Porque é que a comunicação social dominante faz delas o alfa e o ómega das campanhas eleitorais?

Num texto de judiciosas e pertinentes considerações analíticas, Ricardo Costa – “Duvidam, logo existem” (1) diz quase tudo sobre as razões dos falhanços das sondagens, mas estranhamente não tira conclusões, ou pelo menos não faz algumas inevitáveis interrogações: nestas condições, para que servem as sondagens? Porque se continuam a fazer sondagens? Porque é que a comunicação social dominante faz delas o alfa e o ómega das campanhas eleitorais?

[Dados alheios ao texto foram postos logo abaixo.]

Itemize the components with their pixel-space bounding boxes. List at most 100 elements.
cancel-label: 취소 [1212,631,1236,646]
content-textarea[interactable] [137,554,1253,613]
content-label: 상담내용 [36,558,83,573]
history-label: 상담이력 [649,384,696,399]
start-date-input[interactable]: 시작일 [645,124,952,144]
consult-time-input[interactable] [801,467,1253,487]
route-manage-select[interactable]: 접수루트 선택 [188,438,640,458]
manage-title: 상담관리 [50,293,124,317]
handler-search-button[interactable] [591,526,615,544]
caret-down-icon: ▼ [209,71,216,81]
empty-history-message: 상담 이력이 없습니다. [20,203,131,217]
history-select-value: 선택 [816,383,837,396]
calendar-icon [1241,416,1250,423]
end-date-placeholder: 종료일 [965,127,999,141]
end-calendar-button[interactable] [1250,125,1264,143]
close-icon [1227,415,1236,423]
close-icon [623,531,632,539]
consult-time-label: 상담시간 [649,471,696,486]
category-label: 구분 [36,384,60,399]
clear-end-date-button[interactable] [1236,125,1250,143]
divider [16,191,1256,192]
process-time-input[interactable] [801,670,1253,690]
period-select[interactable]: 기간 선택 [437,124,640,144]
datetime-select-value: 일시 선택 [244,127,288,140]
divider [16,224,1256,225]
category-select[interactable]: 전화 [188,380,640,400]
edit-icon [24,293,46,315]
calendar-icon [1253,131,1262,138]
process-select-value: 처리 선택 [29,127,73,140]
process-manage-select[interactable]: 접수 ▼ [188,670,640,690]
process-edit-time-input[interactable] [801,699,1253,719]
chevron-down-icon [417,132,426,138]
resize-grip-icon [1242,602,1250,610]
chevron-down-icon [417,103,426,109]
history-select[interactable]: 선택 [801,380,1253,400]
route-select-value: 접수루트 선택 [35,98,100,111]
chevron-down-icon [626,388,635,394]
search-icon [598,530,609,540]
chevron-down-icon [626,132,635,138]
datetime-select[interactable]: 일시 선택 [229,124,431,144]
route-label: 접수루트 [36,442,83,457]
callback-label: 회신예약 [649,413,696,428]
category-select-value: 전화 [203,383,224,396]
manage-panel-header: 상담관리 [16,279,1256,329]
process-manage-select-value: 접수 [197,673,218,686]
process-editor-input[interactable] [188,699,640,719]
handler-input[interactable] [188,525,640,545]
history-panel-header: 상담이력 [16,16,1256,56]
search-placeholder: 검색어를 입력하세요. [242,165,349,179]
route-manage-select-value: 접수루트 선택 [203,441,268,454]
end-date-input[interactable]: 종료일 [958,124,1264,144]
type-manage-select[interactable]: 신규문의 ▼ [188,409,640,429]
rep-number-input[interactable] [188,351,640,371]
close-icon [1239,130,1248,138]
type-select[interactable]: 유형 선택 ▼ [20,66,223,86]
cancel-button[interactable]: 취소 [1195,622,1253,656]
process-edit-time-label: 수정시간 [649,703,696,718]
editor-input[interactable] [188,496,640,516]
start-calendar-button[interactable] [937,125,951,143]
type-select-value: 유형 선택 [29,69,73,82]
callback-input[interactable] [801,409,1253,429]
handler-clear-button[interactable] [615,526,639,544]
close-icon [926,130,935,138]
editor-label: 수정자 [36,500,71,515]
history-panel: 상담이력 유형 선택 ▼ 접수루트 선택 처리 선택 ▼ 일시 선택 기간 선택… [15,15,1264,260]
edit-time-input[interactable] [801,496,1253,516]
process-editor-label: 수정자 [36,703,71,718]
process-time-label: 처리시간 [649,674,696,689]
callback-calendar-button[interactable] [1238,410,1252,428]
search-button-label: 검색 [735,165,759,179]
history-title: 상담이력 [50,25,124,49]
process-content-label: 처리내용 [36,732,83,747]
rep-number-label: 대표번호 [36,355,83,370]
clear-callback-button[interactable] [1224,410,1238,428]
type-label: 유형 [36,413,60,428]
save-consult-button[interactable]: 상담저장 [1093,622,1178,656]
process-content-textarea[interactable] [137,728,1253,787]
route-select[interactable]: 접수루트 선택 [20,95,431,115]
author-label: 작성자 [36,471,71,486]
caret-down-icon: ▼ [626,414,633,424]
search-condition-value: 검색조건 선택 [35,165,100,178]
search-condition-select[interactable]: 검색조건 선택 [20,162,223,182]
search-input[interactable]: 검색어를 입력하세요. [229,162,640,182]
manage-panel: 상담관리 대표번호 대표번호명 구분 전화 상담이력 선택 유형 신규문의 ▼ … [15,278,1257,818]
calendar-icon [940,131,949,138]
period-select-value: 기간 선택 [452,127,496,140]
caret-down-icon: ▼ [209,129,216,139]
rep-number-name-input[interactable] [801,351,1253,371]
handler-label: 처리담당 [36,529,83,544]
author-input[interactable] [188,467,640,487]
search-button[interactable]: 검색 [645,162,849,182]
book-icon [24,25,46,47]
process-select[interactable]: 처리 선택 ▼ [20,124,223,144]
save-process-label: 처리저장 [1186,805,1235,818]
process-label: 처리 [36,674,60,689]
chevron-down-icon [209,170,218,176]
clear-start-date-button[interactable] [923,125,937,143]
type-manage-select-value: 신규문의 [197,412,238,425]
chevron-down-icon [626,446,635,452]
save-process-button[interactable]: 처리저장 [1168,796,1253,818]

Centrando a análise nas Eleições Legislativas de Janeiro de 2022 e nas recentes Eleições Regionais dos Açores e as contradições (“que terão apanhado toda a gente de surpresa” (1)) verificadas entre sondagens e resultados, RC considera que os desajustes são consequência no fundamental da desvalorização da dimensão do universo dos indecisos (“o partido dos indecisos é o terceiro ou quarto maior em Portugal” (1)), e das mobilizações de putativos abstencionistas, inclusive dos que decidem o “voto em cima da hora”(1). Julgo que poderia sem dificuldade acrescentar, a não consideração dos que recusam responder aos inquéritos (por exemplo, na sondagem do Público de 06FEV24 para as Legislativas de 10MAR24 foram 70% - contactados 3.917 pessoas, responderam 1.917/30% (“aceitaram participar na sondagem”), a manipulação na distribuição dos indecisos (2), e o possível erro técnico de universos de amostragem desadequados pela dimensão e distribuição geográfica da amostra - dimensão insuficiente para a avaliação das intenções de votos nos partidos com baixas percentagens habituais de votantes, acarretando margem de erro máximo associado superior ao indicado, ou extrapolações de votos a partir de certas regiões/ilhas para todo o universo eleitoral.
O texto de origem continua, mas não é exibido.